I believe that one way to address this time management issue is through performance-based compensation. Africans would then be paid based on their output, rather than based upon a flat rate that doesn’t account for timeliness. Using the concept of“sprints” in Agile Methodology, workers would be paid based upon the output of individual sprints(pre-established timeframe and work expectations).

Here are additional steps which can be taken to address this time management issue especially within the African business community.

  1. Stop accommodating and accepting tardiness as a way of life.

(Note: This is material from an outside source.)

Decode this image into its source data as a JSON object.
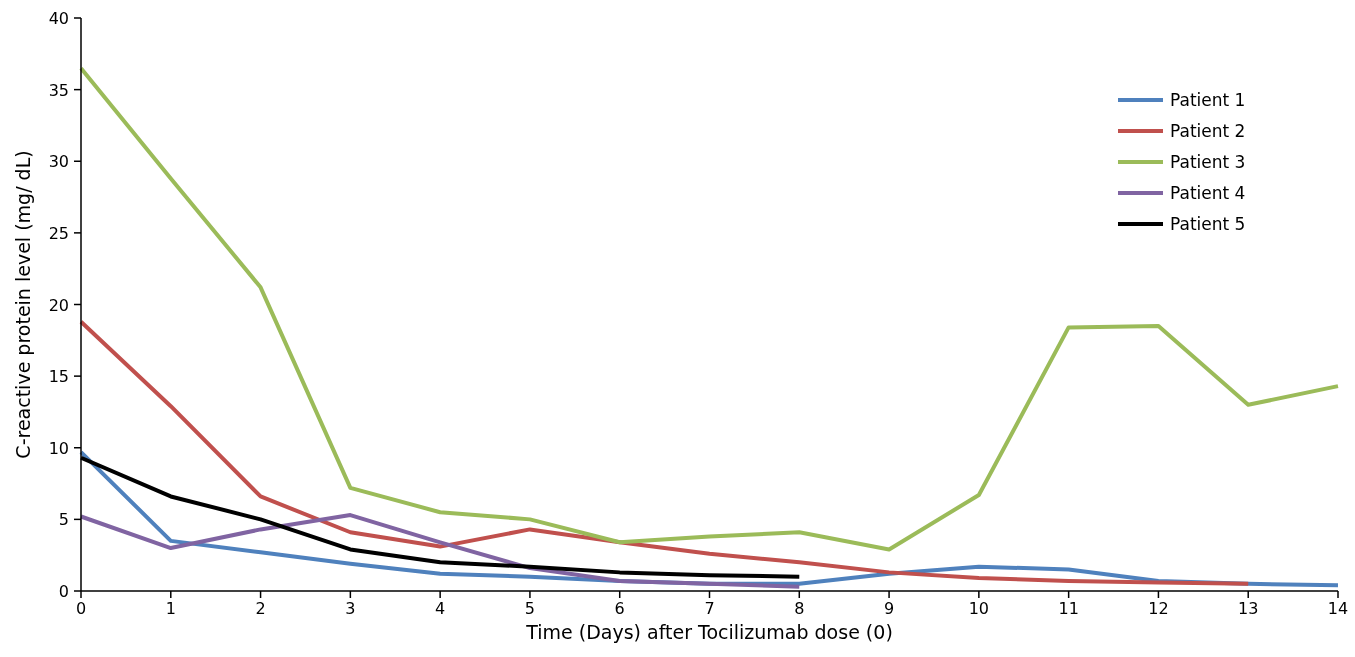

If a party is scheduled for 6 PM , start at 6 PM. Those who come late will know to arrive on time next time.  It is by setting new expectations that we can change our behaviours.
  2. Establish SMART medium (3 – 6 months) goals.
  3. Have time bound short-term deliverables(e.g., Give due dates for weekly or monthly results).
  4. Offer rewards and incentives based on actual timely and quality results.
  5. Teach workers how to focus on one task at a time using the lean agile concept of WIP (Work In Progress)Limit.
  6. Create a result focused work environment fostering measureable output for specific time periods.

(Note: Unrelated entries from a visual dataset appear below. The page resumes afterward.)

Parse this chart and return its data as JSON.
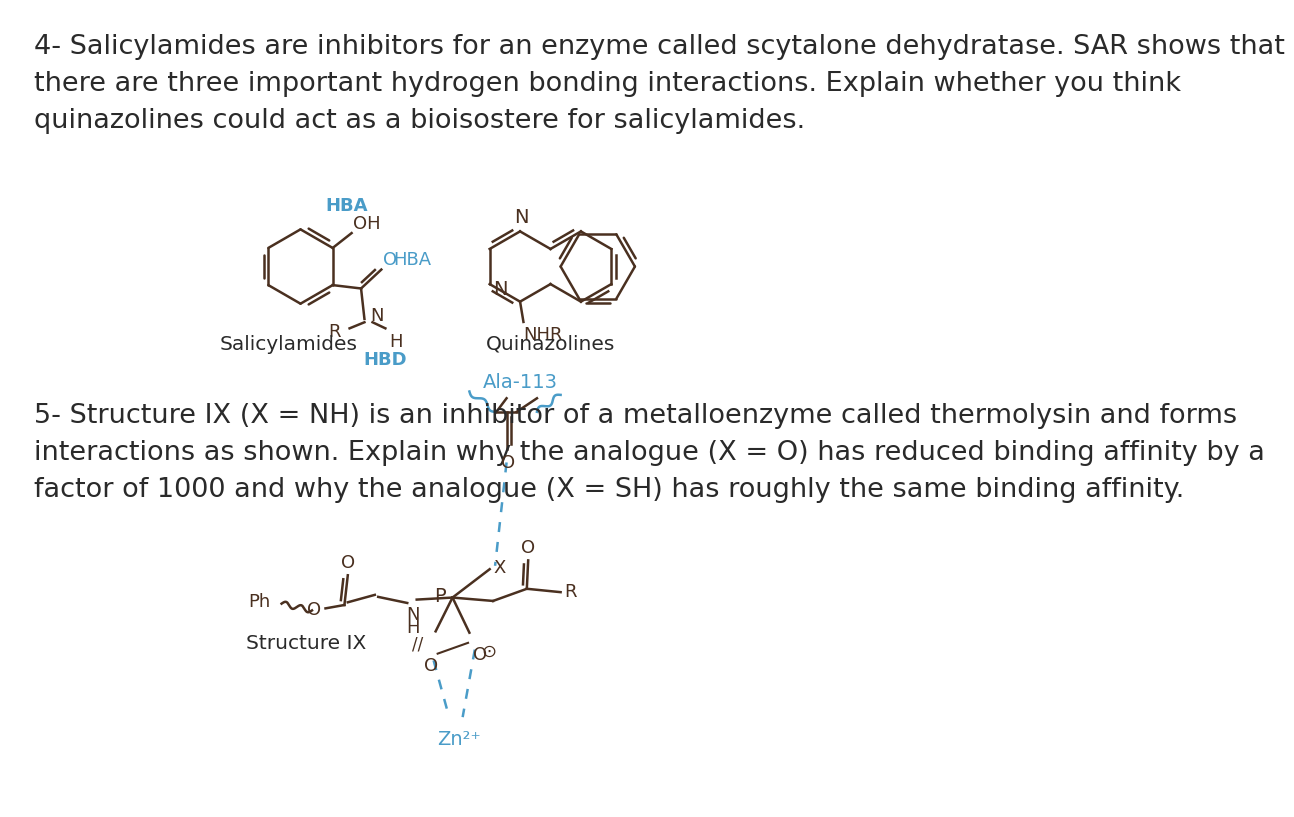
{
  "bg_color": "#ffffff",
  "blue_color": "#4a9cc8",
  "black_color": "#2a2a2a",
  "brown_color": "#4a3020",
  "q4_text": "4- Salicylamides are inhibitors for an enzyme called scytalone dehydratase. SAR shows that\nthere are three important hydrogen bonding interactions. Explain whether you think\nquinazolines could act as a bioisostere for salicylamides.",
  "q5_text": "5- Structure IX (X = NH) is an inhibitor of a metalloenzyme called thermolysin and forms\ninteractions as shown. Explain why the analogue (X = O) has reduced binding affinity by a\nfactor of 1000 and why the analogue (X = SH) has roughly the same binding affinity.",
  "font_size_main": 19.5,
  "font_size_struct": 13,
  "font_size_label": 14.5,
  "font_size_hba": 13
}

“It’s not the hours you put in your work that counts, it’s the work you put in the hours” – Sam Ewig

If we apply these principles to business and everyday life in Africa, we will make progress towards better time management within the African community. Since poor time management appears to be a cultural shortcoming, it will take time to change the culture. However, every step toward better time management is a step in the right direction, and moves us further along in realizing greater levels of success in the African communities.